The Wall Street seems to be now [finally!] full with such and SEC plans to come down heavily on the ‘window dressed’ financials. The American market regulator recently voted 5-nil on the new proposed amendment to the securities law adding further disclosures to financial statements for the caterpillars [i.e. financial intermediaries] now butterflies for the last two years [i.e. Bank Holding/ Financial Holding Companies].
More about the back drop:
This comes from the US regulators alongside the backdrop of a few failing financial intermediaries causing an industry pressure leading into a pack of falling cards like crash for the industry during the fall of 2008.
Here a few failed ‘dressed’ balance sheets seemed understated on debt just before the Q. end wherein a few billion Dollars showed as sales instead of financing thanks to a repo transaction. Hence the strong looking balance sheet could not come to rescue the firm from bankruptcy.
The Proposal:
These added disclosures aim to create more transparency around ‘short-term’ borrowing arrangements. Under the proposal, all companies would have to reveal in their regulatory filings both the average and maximum amount of debt they had each quarter.
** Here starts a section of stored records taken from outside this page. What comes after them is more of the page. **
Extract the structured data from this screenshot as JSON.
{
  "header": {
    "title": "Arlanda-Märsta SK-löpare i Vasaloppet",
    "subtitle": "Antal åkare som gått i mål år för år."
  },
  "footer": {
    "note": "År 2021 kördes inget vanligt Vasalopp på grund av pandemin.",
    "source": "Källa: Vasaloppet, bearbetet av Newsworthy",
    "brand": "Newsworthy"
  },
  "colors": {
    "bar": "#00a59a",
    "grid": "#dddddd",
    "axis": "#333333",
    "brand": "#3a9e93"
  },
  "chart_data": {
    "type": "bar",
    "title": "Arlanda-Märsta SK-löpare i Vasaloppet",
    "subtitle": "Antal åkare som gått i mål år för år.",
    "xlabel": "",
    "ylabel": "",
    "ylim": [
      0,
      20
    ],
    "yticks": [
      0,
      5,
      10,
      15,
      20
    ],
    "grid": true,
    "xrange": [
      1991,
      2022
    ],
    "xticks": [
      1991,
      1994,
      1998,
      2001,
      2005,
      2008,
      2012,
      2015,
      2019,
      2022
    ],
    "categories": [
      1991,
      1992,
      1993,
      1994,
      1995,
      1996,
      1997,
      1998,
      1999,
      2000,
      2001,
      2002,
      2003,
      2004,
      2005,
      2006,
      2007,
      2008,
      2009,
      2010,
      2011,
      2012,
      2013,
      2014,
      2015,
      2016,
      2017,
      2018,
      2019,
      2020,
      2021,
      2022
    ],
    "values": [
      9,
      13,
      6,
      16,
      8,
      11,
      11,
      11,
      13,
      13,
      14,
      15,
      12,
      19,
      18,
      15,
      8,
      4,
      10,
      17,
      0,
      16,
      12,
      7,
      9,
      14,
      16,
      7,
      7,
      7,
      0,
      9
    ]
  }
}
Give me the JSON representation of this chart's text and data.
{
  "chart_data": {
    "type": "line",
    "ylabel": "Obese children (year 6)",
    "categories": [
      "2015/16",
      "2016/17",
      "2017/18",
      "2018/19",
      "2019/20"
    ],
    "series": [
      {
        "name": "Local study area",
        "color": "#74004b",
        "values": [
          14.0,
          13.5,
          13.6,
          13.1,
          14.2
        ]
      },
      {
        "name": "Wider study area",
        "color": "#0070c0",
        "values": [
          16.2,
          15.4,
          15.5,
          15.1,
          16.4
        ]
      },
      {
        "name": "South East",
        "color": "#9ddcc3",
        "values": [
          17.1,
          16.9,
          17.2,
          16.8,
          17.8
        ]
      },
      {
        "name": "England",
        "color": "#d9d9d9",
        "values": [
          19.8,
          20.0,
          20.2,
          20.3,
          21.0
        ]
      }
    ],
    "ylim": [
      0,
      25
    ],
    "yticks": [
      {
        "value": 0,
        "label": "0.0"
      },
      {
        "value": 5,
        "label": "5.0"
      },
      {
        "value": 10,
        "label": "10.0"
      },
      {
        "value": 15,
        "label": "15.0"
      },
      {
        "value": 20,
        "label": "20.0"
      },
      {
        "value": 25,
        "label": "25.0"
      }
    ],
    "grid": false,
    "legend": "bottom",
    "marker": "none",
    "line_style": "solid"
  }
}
The FIs would be required to provide, in a separately captioned subsection of Management’s Discussion an analysis of financial conditions and operations w.r.t. its short-term borrowings, including both quantitative and qualitative information.
The proposed amendments would be applicable to annual and quarterly reports, proxy or information statements that include financial statements, registration statements under the Securities Exchange Act of 1934, and registration statements under the Securities Act of 1933.
This means companies would have to disclose debt more frequently and reveal more information about borrowing arrangements they use. They would also have to inform the investors of business conditions that may make it difficult for them to borrow and why debt levels fluctuated during the financial period reported.
Conforming amendments are also proposed to Form 8-K so that the Form would use the terminology contained in the proposed short-term borrowings disclosure requirement.
SEC has taken this proposal for public views for 60 days considering the feedback, SEC will re-vote to see this proposal through legislation.
Not just that…….
SEC has also gotten even more investor friendly by intending to issue interpretive guidance to investors to better understand the disclosures on liquidity and capital resources, analysis of financial conditions and impact of operations on liquidity and funding risks facing the companies.
Guidelines on implementations have also been planned for the companies to aid them in adhering to the said rules for disclosing debt. With a bottom line aim is to convey that financing arrangements can no more be used to mask financial engineering.
What this really changes:
Regulatory changes more often than not, follow any financial fiasco to build future immunities.
Like all others in the real world, the regulators convey to understand that disclosures to do not eliminate the act, unless penal provisions are attached, but would indeed make it difficult.
This move globally once in vogue, will impact though to limited extent local subsidiaries and will provide investors across the globe with more first hand information, so even more reads for the savvy guys…. ‘Vigilance is the price of liberty’ they say… that explains.